Оруэлл в Испании | страница 7
17 мая Кабальеро вынужден был уйти в отставку и премьер-министром Испании стал давно намечавшийся на этот пост Москвой Хуан Негрин. Одним из первых его распоряжений стал приказ о закрытии газеты ПОУМ «Ля Баталья», и партия лишилась возможности публично отвечать на обвинения. Да и вся ситуация радикально изменилась. Один из руководителей ПОУМ, Хулиан Горкин, писал впоследствии: «Через несколько дней после формирования правительства Негрина Орлов действовал уже так, как будто считал Испанию страной-сателлитом. Он явился в Генеральное управление безопасности и потребовал у полковника Ортеги, которого уже рассматривал как одного из своих подчиненных, ордера на арест членов Исполнительного комитета ПОУМ»[20].
Таким оборотом событий — обвинением ПОУМ в фашизме — Оруэлл был потрясен до глубины души.
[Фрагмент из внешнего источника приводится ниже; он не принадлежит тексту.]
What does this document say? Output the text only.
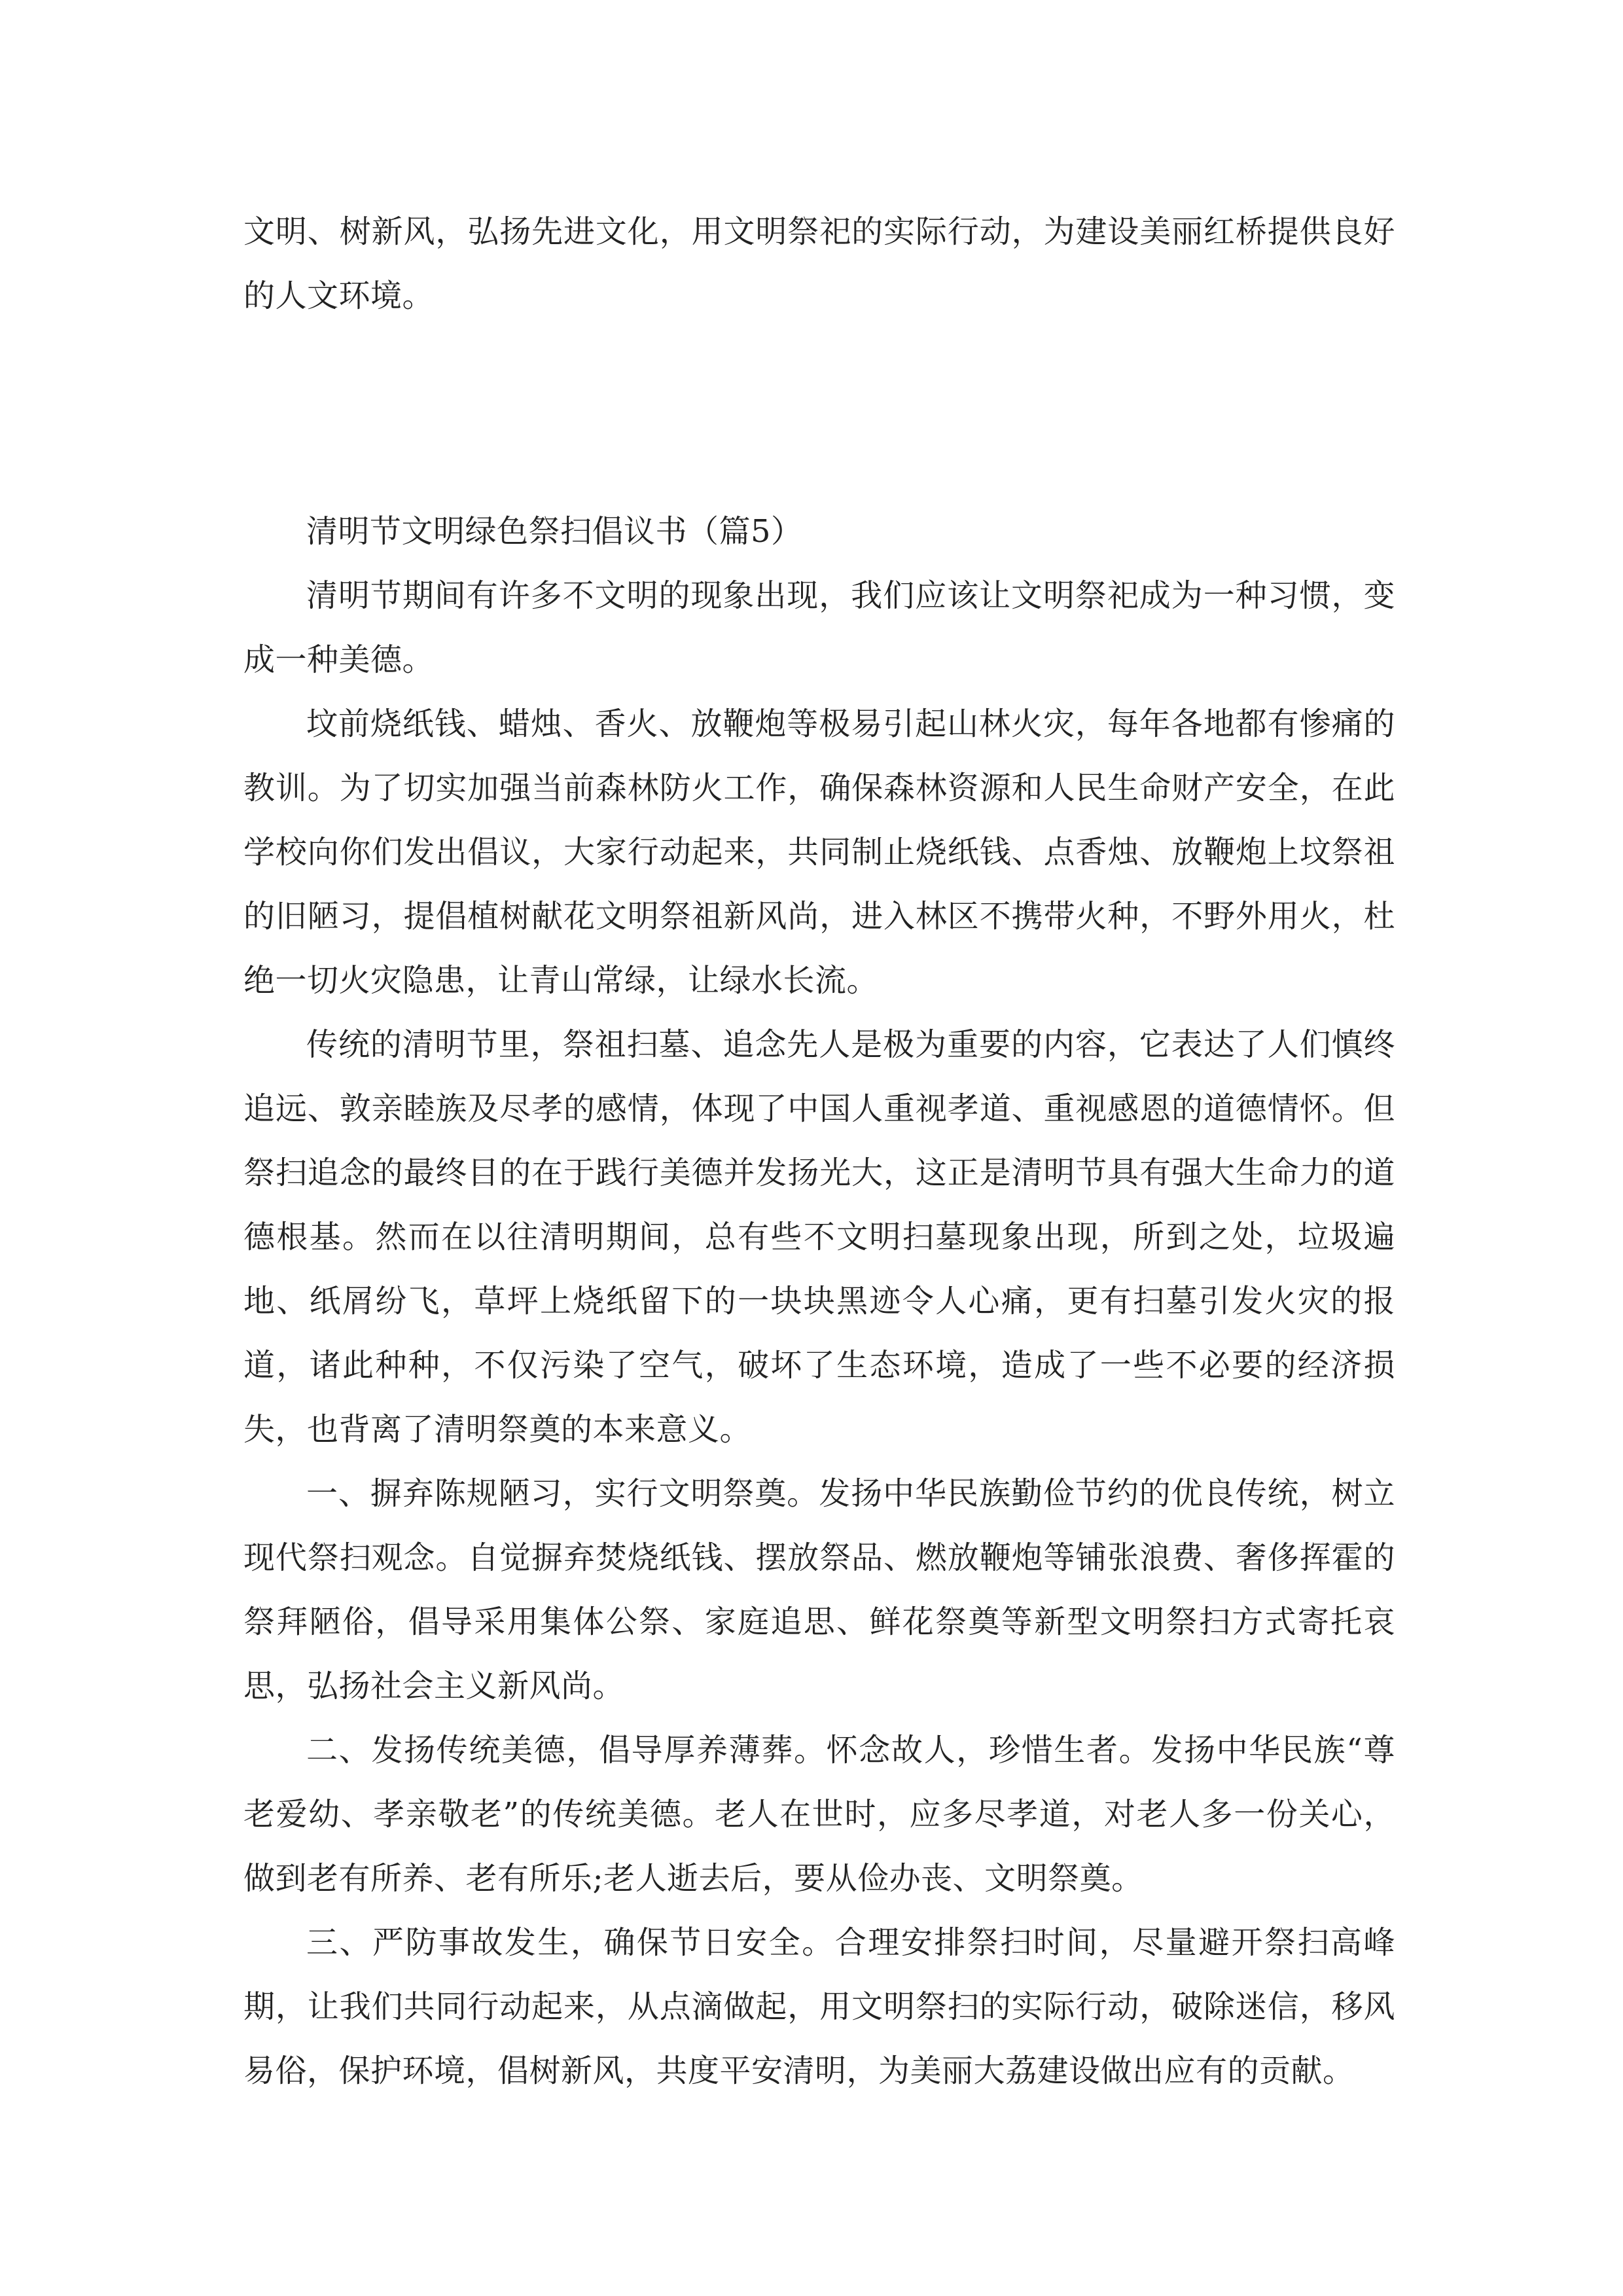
文明、树新风，弘扬先进文化，用文明祭祀的实际行动，为建设美丽红桥提供良好的人文环境。

清明节文明绿色祭扫倡议书（篇5）

清明节期间有许多不文明的现象出现，我们应该让文明祭祀成为一种习惯，变成一种美德。

坟前烧纸钱、蜡烛、香火、放鞭炮等极易引起山林火灾，每年各地都有惨痛的教训。为了切实加强当前森林防火工作，确保森林资源和人民生命财产安全，在此学校向你们发出倡议，大家行动起来，共同制止烧纸钱、点香烛、放鞭炮上坟祭祖的旧陋习，提倡植树献花文明祭祖新风尚，进入林区不携带火种，不野外用火，杜绝一切火灾隐患，让青山常绿，让绿水长流。

传统的清明节里，祭祖扫墓、追念先人是极为重要的内容，它表达了人们慎终追远、敦亲睦族及尽孝的感情，体现了中国人重视孝道、重视感恩的道德情怀。但祭扫追念的最终目的在于践行美德并发扬光大，这正是清明节具有强大生命力的道德根基。然而在以往清明期间，总有些不文明扫墓现象出现，所到之处，垃圾遍地、纸屑纷飞，草坪上烧纸留下的一块块黑迹令人心痛，更有扫墓引发火灾的报道，诸此种种，不仅污染了空气，破坏了生态环境，造成了一些不必要的经济损失，也背离了清明祭奠的本来意义。

一、摒弃陈规陋习，实行文明祭奠。发扬中华民族勤俭节约的优良传统，树立现代祭扫观念。自觉摒弃焚烧纸钱、摆放祭品、燃放鞭炮等铺张浪费、奢侈挥霍的祭拜陋俗，倡导采用集体公祭、家庭追思、鲜花祭奠等新型文明祭扫方式寄托哀思，弘扬社会主义新风尚。

二、发扬传统美德，倡导厚养薄葬。怀念故人，珍惜生者。发扬中华民族“尊老爱幼、孝亲敬老”的传统美德。老人在世时，应多尽孝道，对老人多一份关心，做到老有所养、老有所乐;老人逝去后，要从俭办丧、文明祭奠。

三、严防事故发生，确保节日安全。合理安排祭扫时间，尽量避开祭扫高峰期，让我们共同行动起来，从点滴做起，用文明祭扫的实际行动，破除迷信，移风易俗，保护环境，倡树新风，共度平安清明，为美丽大荔建设做出应有的贡献。
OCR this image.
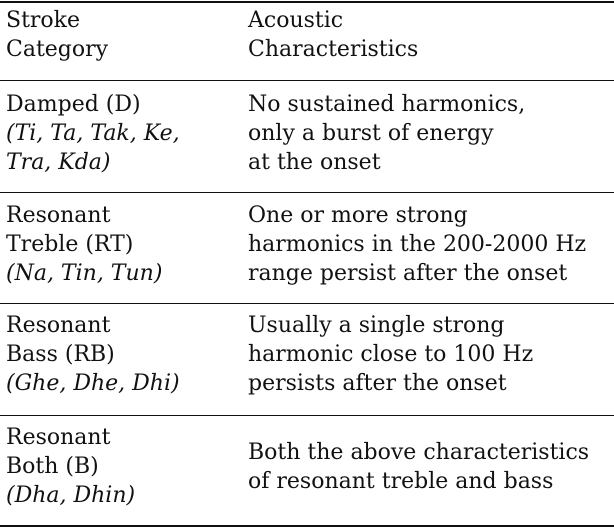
Stroke
Category
Acoustic
Characteristics
Damped (D)
(Ti, Ta, Tak, Ke,
Tra, Kda)
No sustained harmonics,
only a burst of energy
at the onset
Resonant
Treble (RT)
(Na, Tin, Tun)
One or more strong
harmonics in the 200-2000 Hz
range persist after the onset
Resonant
Bass (RB)
(Ghe, Dhe, Dhi)
Usually a single strong
harmonic close to 100 Hz
persists after the onset
Resonant
Both (B)
(Dha, Dhin)
Both the above characteristics
of resonant treble and bass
Он пытался встать на точку зрения коммунистов: ПОУМ выступала за немедленную революцию, что, по мнению коммунистов, было ошибкой. Хорошо, возможна и такая позиция. Коммунисты утверждали, что пропаганда ПОУМ нарушает единство проправительственных сил и тем самым «объективно» мешает выиграть войну — с этим можно спорить, но допустимо. Но потом коммунисты заявили, что ПОУМ ведет к расколу проправительственных сил не потому, что она ошибается, а потому, что таков ее замысел! Поумовцы мешают республике выиграть войну потому, что они просто-напросто замаскировавшиеся фашисты, которым платят Франко и Гитлер.
И все десятки тысяч рабочих, и в том числе восемь или десять тысяч солдат, мерзнущих в окопах, и сотни иностранцев, приехавших в Испанию сражаться с фашизмом, часто жертвовавших источником дохода или гражданством — все это просто предатели, оплачиваемые фашистами. И это распространяется по всей стране с помощью плакатов и т. п., и повторяется снова и снова в коммунистической и прокоммунистической прессе во всем мире. <…> Вот, стало быть, что про нас говорили: троцкисты, фашисты, предатели, убийцы, трусы, шпионы и так далее. Должен признаться, это было неприятно, особенно если представлять себе тех, кто это говорил. Тяжело было видеть пятнадцатилетнего испанского мальчика, которого несли на носилках, видеть его отрешенное бледное лицо, высовывавшееся из-под одеяла, и думать о всех этих лощеных господах в Лондоне и Париже, которые пишут памфлеты, доказывающие, что этот мальчик — замаскировавшийся фашист[21].
Ощутив трагизм ситуации и понимая, что ПОУМ вот-вот объявят вне закона, Оруэлл немедленно принял три важных решения. Первое — он сообщил «приятелю-коммунисту», о котором он упоминает в книге «В честь Каталонии», что переходить в коммунистические Интербригады он не собирается. Дело в том, что, и уезжая в отпуск, и в первые дни в Барселоне, Оруэлл был убежден: на Арагонский фронт он уже не вернется. Ему так хотелось попасть в Мадрид, что он даже отказался от мысли идти в близкое ему анархистское ополчение — потому что тогда он мог бы угодить в Теруэль, а стремился только в Интербригады, поскольку именно они воевали на Мадридском фронте. Макнэр, которому очень не хотелось терять Оруэлла и его товарищей, уговорил их подождать с переходом до первомайского празднования. Но как престижно иметь на своей стороне писателя, понимал не только он.